You know what? It's BIGGER than eating. This is a problem I've struggled with since I was eleven. I'm 42 now so that makes 31 years of my life that I have been disappionted with this 90% of the time for something that I have come to believe is honestly related, in part, to my heredity/metabolism. Why is it a problem if I'm healthy in spite of the weight? It has taken its toll psychologically and emotionally at times.  I am positive that at some point, health-related issues will catch up to me. Some of you have walked this road. Some of you haven't, but you can probably understand it.

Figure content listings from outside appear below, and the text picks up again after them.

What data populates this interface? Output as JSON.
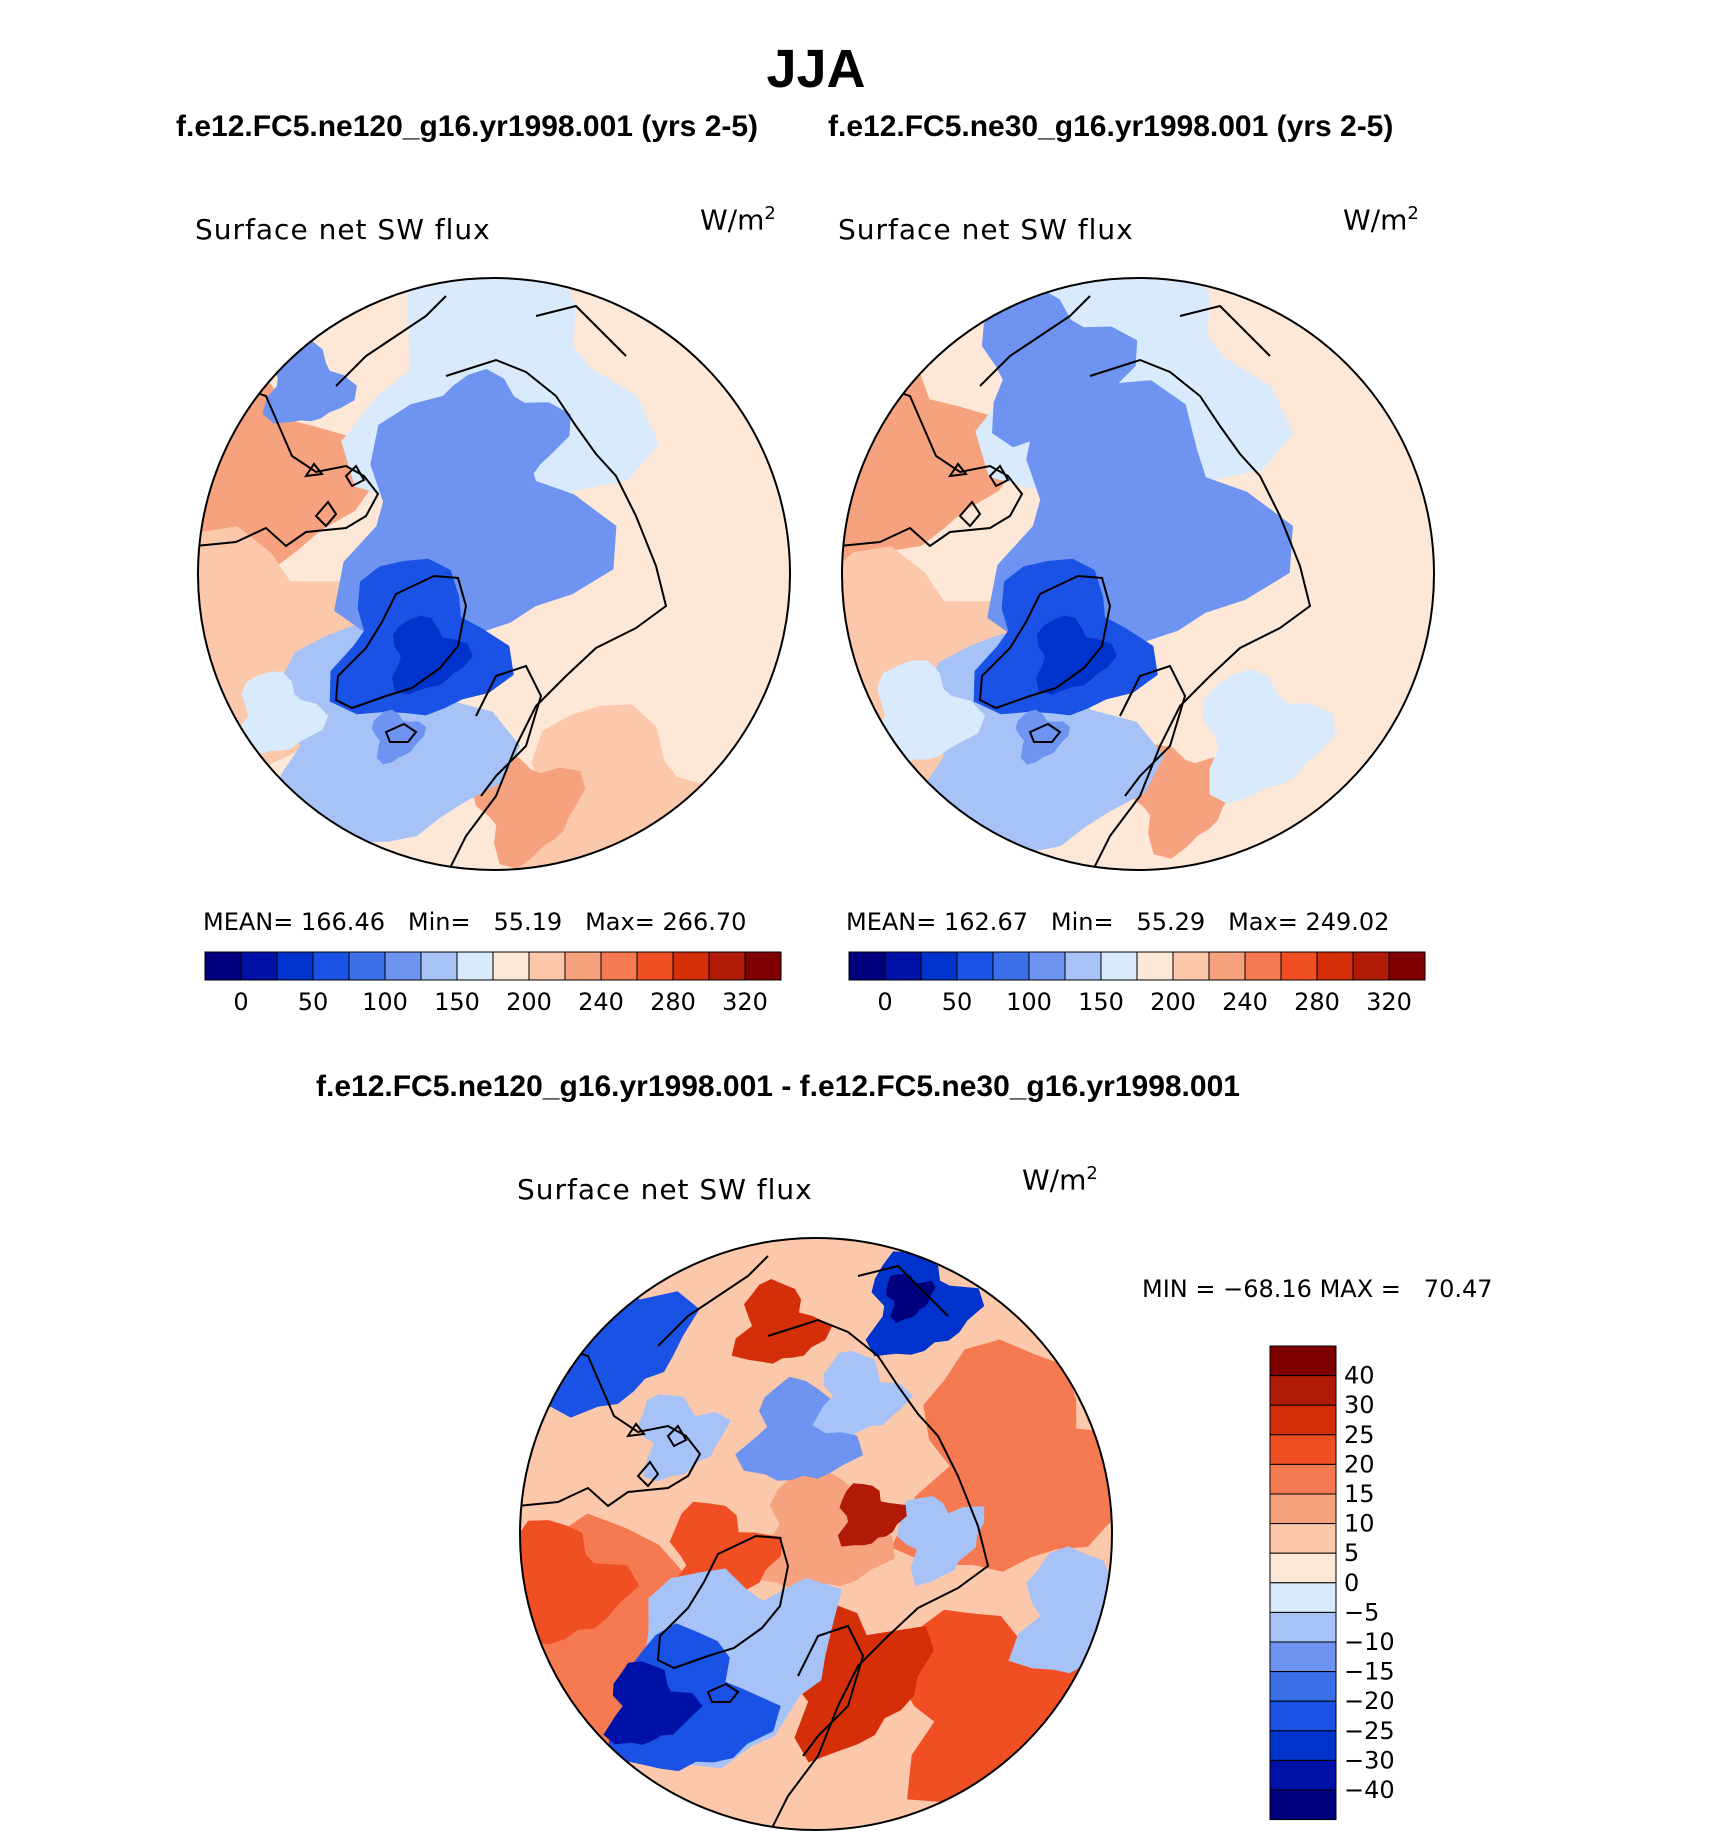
{
  "figure": {
    "title": "JJA",
    "top_left_case": "f.e12.FC5.ne120_g16.yr1998.001 (yrs 2-5)",
    "top_right_case": "f.e12.FC5.ne30_g16.yr1998.001 (yrs 2-5)",
    "diff_title": "f.e12.FC5.ne120_g16.yr1998.001 - f.e12.FC5.ne30_g16.yr1998.001"
  },
  "chart_data": [
    {
      "type": "heatmap",
      "projection": "north polar stereographic",
      "title": "Surface net SW flux",
      "units": "W/m",
      "units_exp": "2",
      "stats": {
        "mean_label": "MEAN=",
        "mean": "166.46",
        "min_label": "Min=",
        "min": "55.19",
        "max_label": "Max=",
        "max": "266.70"
      },
      "colorbar": {
        "orientation": "horizontal",
        "tick_labels": [
          "0",
          "50",
          "100",
          "150",
          "200",
          "240",
          "280",
          "320"
        ],
        "colors": [
          "#00007f",
          "#0011a8",
          "#0033cc",
          "#1a52e6",
          "#3b6fe8",
          "#6e93f0",
          "#a7c2f7",
          "#d8eafc",
          "#fde8d7",
          "#fbc8ab",
          "#f7a27f",
          "#f57a52",
          "#f04e23",
          "#d52f0a",
          "#b01a06",
          "#7f0000"
        ]
      }
    },
    {
      "type": "heatmap",
      "projection": "north polar stereographic",
      "title": "Surface net SW flux",
      "units": "W/m",
      "units_exp": "2",
      "stats": {
        "mean_label": "MEAN=",
        "mean": "162.67",
        "min_label": "Min=",
        "min": "55.29",
        "max_label": "Max=",
        "max": "249.02"
      },
      "colorbar": {
        "orientation": "horizontal",
        "tick_labels": [
          "0",
          "50",
          "100",
          "150",
          "200",
          "240",
          "280",
          "320"
        ],
        "colors": [
          "#00007f",
          "#0011a8",
          "#0033cc",
          "#1a52e6",
          "#3b6fe8",
          "#6e93f0",
          "#a7c2f7",
          "#d8eafc",
          "#fde8d7",
          "#fbc8ab",
          "#f7a27f",
          "#f57a52",
          "#f04e23",
          "#d52f0a",
          "#b01a06",
          "#7f0000"
        ]
      }
    },
    {
      "type": "heatmap",
      "projection": "north polar stereographic",
      "title": "Surface net SW flux",
      "units": "W/m",
      "units_exp": "2",
      "stats": {
        "min_label": "MIN =",
        "min": "−68.16",
        "max_label": "MAX =",
        "max": "70.47"
      },
      "colorbar": {
        "orientation": "vertical",
        "tick_labels": [
          "40",
          "30",
          "25",
          "20",
          "15",
          "10",
          "5",
          "0",
          "−5",
          "−10",
          "−15",
          "−20",
          "−25",
          "−30",
          "−40"
        ],
        "colors": [
          "#7f0000",
          "#b01a06",
          "#d52f0a",
          "#f04e23",
          "#f57a52",
          "#f7a27f",
          "#fbc8ab",
          "#fde8d7",
          "#d8eafc",
          "#a7c2f7",
          "#6e93f0",
          "#3b6fe8",
          "#1a52e6",
          "#0033cc",
          "#0011a8",
          "#00007f"
        ]
      }
    }
  ]
}
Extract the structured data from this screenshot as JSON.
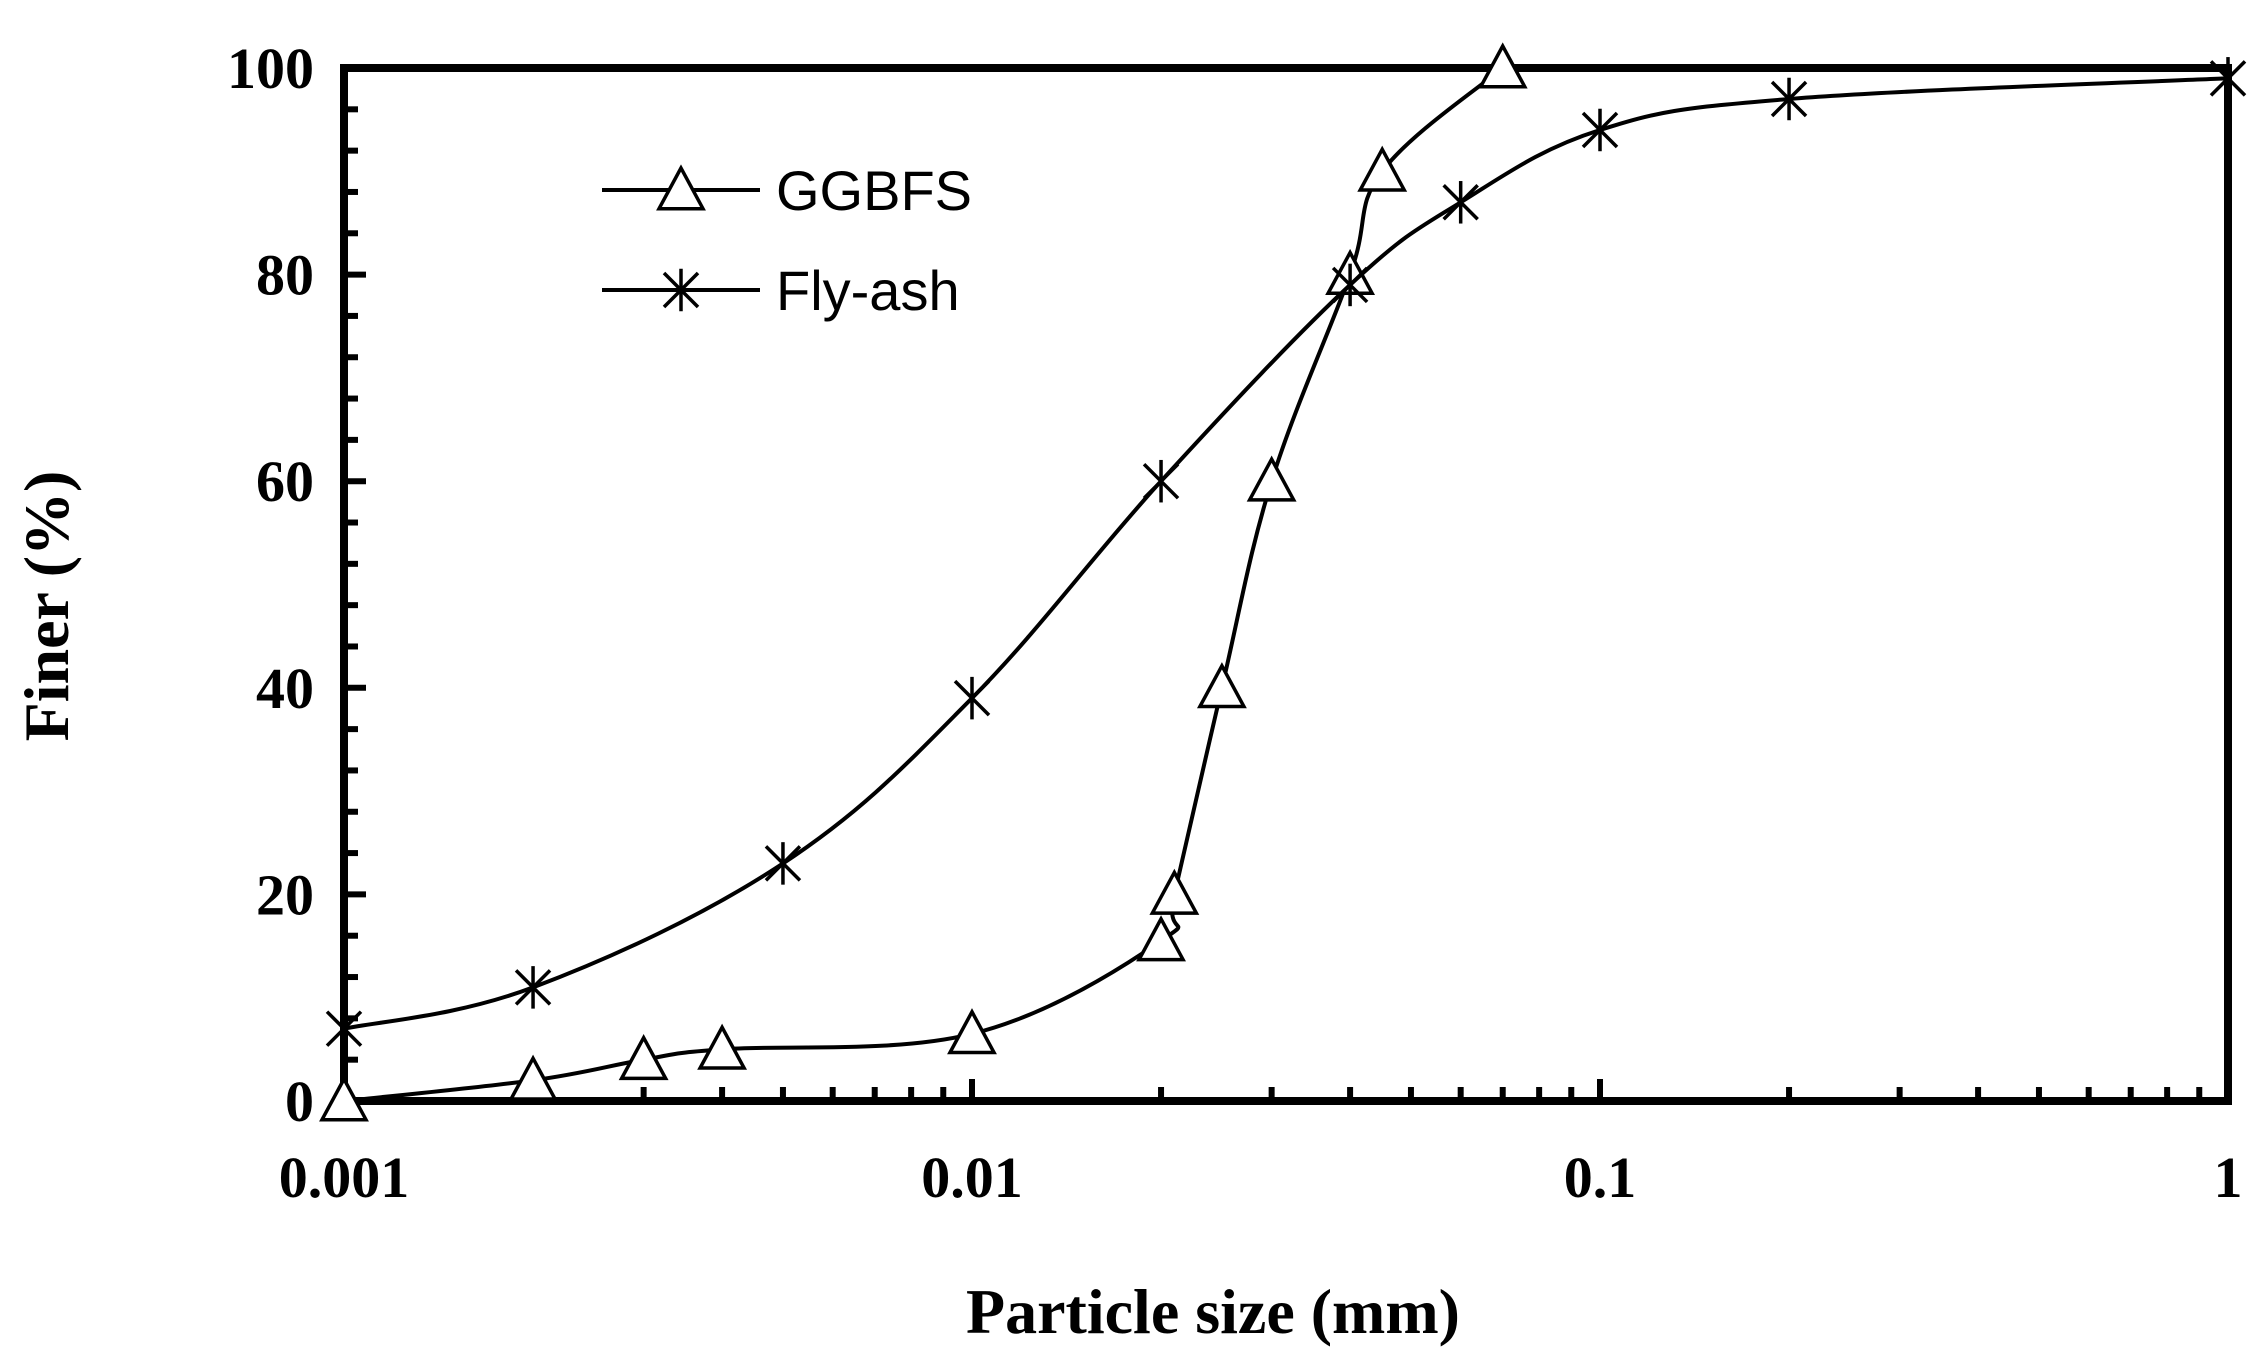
{
  "chart_data": {
    "type": "line",
    "x_scale": "log",
    "xlabel": "Particle size (mm)",
    "ylabel": "Finer (%)",
    "xlim": [
      0.001,
      1
    ],
    "ylim": [
      0,
      100
    ],
    "x_ticks": [
      0.001,
      0.01,
      0.1,
      1
    ],
    "x_tick_labels": [
      "0.001",
      "0.01",
      "0.1",
      "1"
    ],
    "y_ticks": [
      0,
      20,
      40,
      60,
      80,
      100
    ],
    "y_tick_labels": [
      "0",
      "20",
      "40",
      "60",
      "80",
      "100"
    ],
    "grid": false,
    "legend_position": "top-left",
    "series": [
      {
        "name": "GGBFS",
        "marker": "triangle",
        "color": "#000000",
        "x": [
          0.001,
          0.002,
          0.003,
          0.004,
          0.01,
          0.02,
          0.021,
          0.025,
          0.03,
          0.04,
          0.045,
          0.07
        ],
        "y": [
          0,
          2,
          4,
          5,
          6.5,
          15.5,
          20,
          40,
          60,
          80,
          90,
          100
        ]
      },
      {
        "name": "Fly-ash",
        "marker": "asterisk",
        "color": "#000000",
        "x": [
          0.001,
          0.002,
          0.005,
          0.01,
          0.02,
          0.04,
          0.06,
          0.1,
          0.2,
          1
        ],
        "y": [
          7,
          11,
          23,
          39,
          60,
          79,
          87,
          94,
          97,
          99
        ]
      }
    ]
  }
}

I will elaborate that having experienced real examples of being considered less important, less attractive, and less intelligent by members of the general populus creates a root system of low self worth. These are my shoes. How can I explain to you what it was like in grade school? How can I explain what it's like to feel invisible (restaurants, stores, career)?  How can I truly explain what it's like to see or receive sighs of disdain in airplanes, buses etc. when someone has to sit next to an oversized person, or what it's like to not be able to cross your legs anymore? How can I explain what it feels like to see that someone is grossed out or uncomfortable that you might like them / be interested in dating them, regardless of whether you actually were interested? I cannot. You just have to trust me on this....it's not pleasant. It can make you crumble and doubt everything that is good about yourself. Luckily, I'm happy to say that, believe it or not, I've overcome much of this through the years with great friends, humor, success in grad school and an awesome  career path and I am a very happy person!  In fact, sometimes I literally wake up smiling or laughing at something silly. I love my jobs and love my life! I definitely know how to have fun and have certainly not avoided travel just because I'm by myself or because I'm overweight. Still, weight loss surgery (WLS) will be part of my personal process at this stage in my life and I am really starting to look forward to this journey! In fact, after years of research, reading, and prep., I am downright excited about it!